6. Two people living together and raising a child or children are treated one way by government via taxation and provision of benefits if they acquire the government sanctioned piece of paper, a marriage license, and another way if they fail to acquire that piece of paper yet each can and do provide the same to society. That's the government picking winners and losers by intruding into the daily lives of citizens.
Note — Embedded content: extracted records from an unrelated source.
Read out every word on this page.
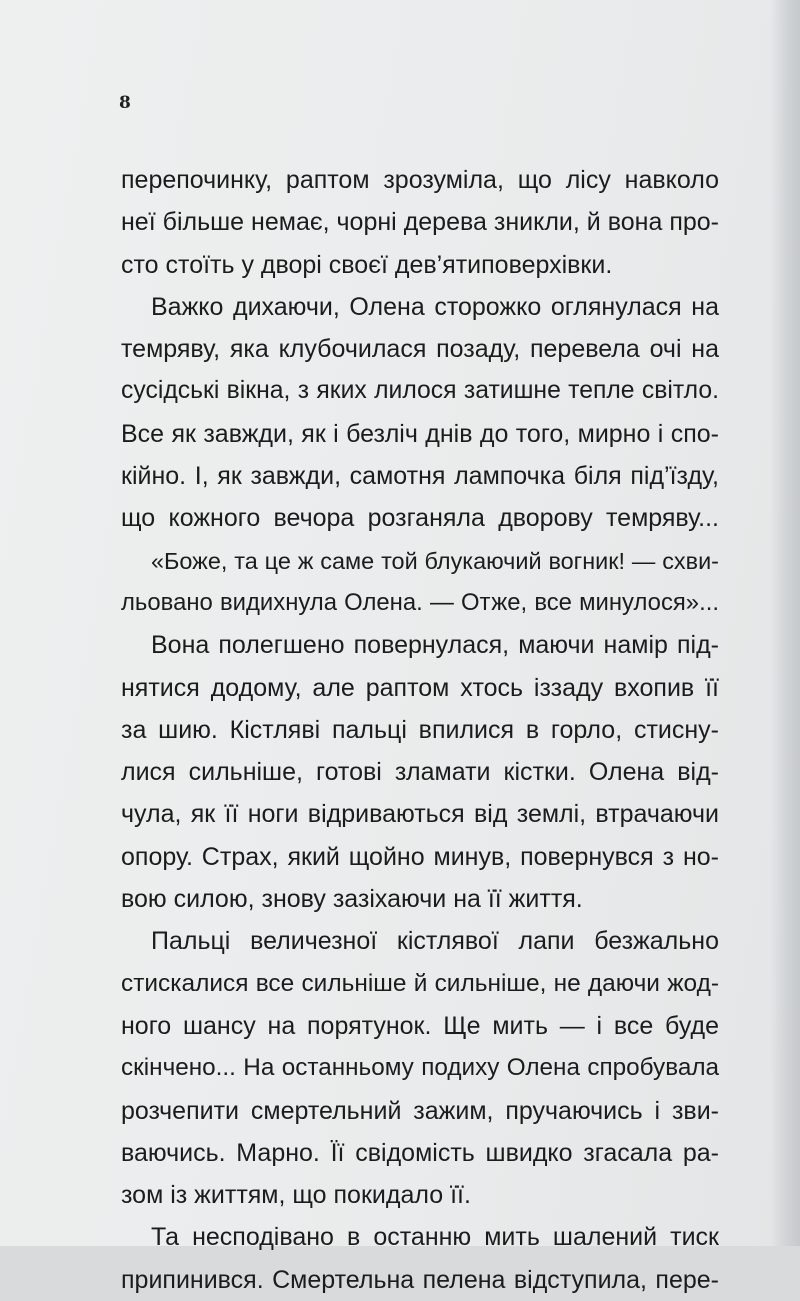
8

перепочинку, раптом зрозуміла, що лісу навколо
неї більше немає, чорні дерева зникли, й вона про-
сто стоїть у дворі своєї дев’ятиповерхівки.

Важко дихаючи, Олена сторожко оглянулася на
темряву, яка клубочилася позаду, перевела очі на
сусідські вікна, з яких лилося затишне тепле світло.
Все як завжди, як і безліч днів до того, мирно і спо-
кійно. І, як завжди, самотня лампочка біля під’їзду,
що кожного вечора розганяла дворову темряву...

«Боже, та це ж саме той блукаючий вогник! — схви-
льовано видихнула Олена. — Отже, все минулося»...

Вона полегшено повернулася, маючи намір під-
нятися додому, але раптом хтось іззаду вхопив її
за шию. Кістляві пальці впилися в горло, стисну-
лися сильніше, готові зламати кістки. Олена від-
чула, як її ноги відриваються від землі, втрачаючи
опору. Страх, який щойно минув, повернувся з но-
вою силою, знову зазіхаючи на її життя.

Пальці величезної кістлявої лапи безжально
стискалися все сильніше й сильніше, не даючи жод-
ного шансу на порятунок. Ще мить — і все буде
скінчено... На останньому подиху Олена спробувала
розчепити смертельний зажим, пручаючись і зви-
ваючись. Марно. Її свідомість швидко згасала ра-
зом із життям, що покидало її.

Та несподівано в останню мить шалений тиск
припинився. Смертельна пелена відступила, пере-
My point, in conclusion, is that if the government wasn't in the business of sanctioning marriage there would be no government unequal treatment under the law. I have stated that since government indulges in that intrusion, SSM must be sanctioned by that same government. However, that doesn't make marriage, of and by itself a right, constitutional or otherwise.

Ad hominem.

Ad hominem.

1. There is a constitutional right to not be discriminated against due to gender. See the SCOTUS decision.

2. Yes there is. See the SCOTUS decision.

3. No it doesn't. It needs to recognize the relationship for all kinds of things like power of attorney. Over 1,000 federal statutes take into account marital status.

4. Yes.

5. That doesn't make sense. Any pairing of consenting adults is valid. That's equality.

6. That doesn't make sense. The government uses the tax code to incentivize good behavior. You can't say that that's generally good nor generally bad, it depends on the specific aspect.

The idea that marriage shouldn't be acknowledged by the government doesn't make sense. What about your estate when you die ? What about end of life decisions when your family wants to keep you alive but your spouse wants to pull the plug ? Fact is, government MUST be able to acknowledge marriage. Things like social security and immigration absolutely must recognize marriage.